In order for any R node in the workflow to use the environment you just created you need to:

  1. Connect the flow variable output port of Conda Environment Propagation node to the input flow variable port of the R node

    050 conda env propagation example

    Please note that, since flow variables are propagated also through connections that are not flow variable connections, the flow variable propagating the conda environment you created with the Conda Environment Propagation node will be available also for all the downstream nodes.
  2. Successively open the configuration dialogue of the R nodes in the workflow that you want to make portable, go to the Advanced tab, and under Path to R home select Overwrite default path to R home (replaces the path in the application preferences).

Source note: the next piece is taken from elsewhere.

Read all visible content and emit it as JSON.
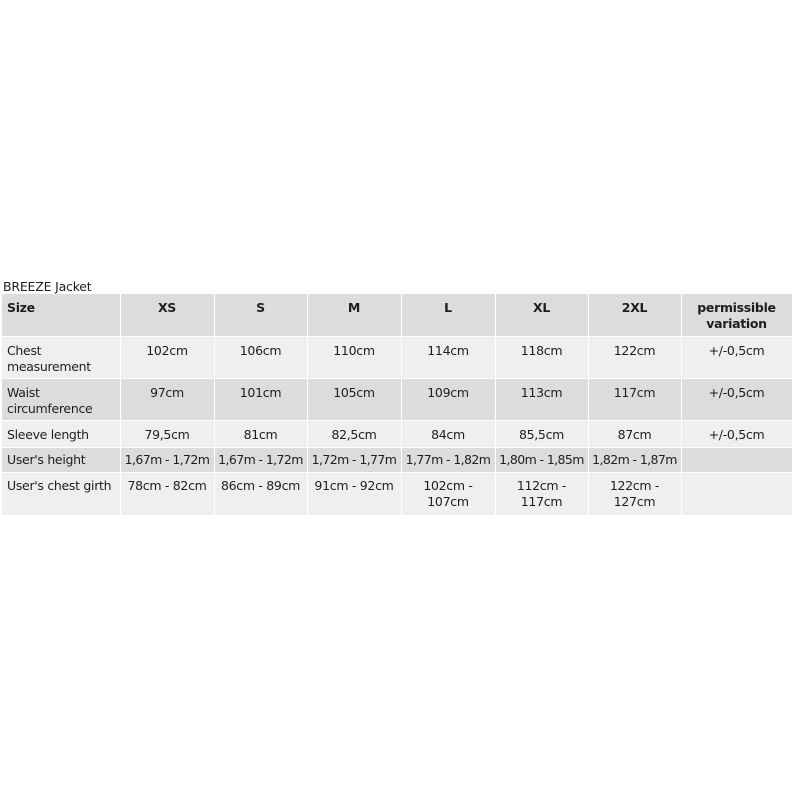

This will activate the fields below where you are then able to select:

    1. Specify path to R home: You can specify a path to an R installation on your local machine different from the one you specified in the application preferences to be used by this specific node.

    2. Use conda environment to find R home and select the conda environment flow variable you want to use from the dropdown menu.

      050 executable selection

Export a Python environment with a workflow

Once you configured the Conda Environment Propagation node and set up the desired workflow, you might want to run this workflow on a target machine, for example a KNIME Server instance.

  1. Deploy the workflow by uploading it to the KNIME Server, sharing it via the KNIME Hub, or exporting it. Make sure that the Conda Environment Propagation node is reset before or during the deployment process.

  2. On the target machine, conda must also be set up and configured in the Preferences of the KNIME Python Integration. If the target machine runs a KNIME Server, you may need to contact your server administrator and/or refer to the Server Administration Guide in order to do this.

  3. During execution (on either machine), the node will check whether a local conda environment exists that matches its configured environment. When configuring the node you can choose which modality will be used for the conda environment validation on the target machine. Check name only will only check for the existence of an environment with the same name as the original one, Check name and packages will check both name and requested packages to correspond, while Always overwrite existing environment will disregard the existence of an equal environment on the target machine and will recreate it.

    This option will affect the speed of execution of the node as conda requires an increasing amount of time if the check of the environment is based only on the name of the environment, or if a packages checks is also requested.

    050 env validation options

Please be aware that exporting R environments between systems that run different Operating Systems might cause some libraries to conflict.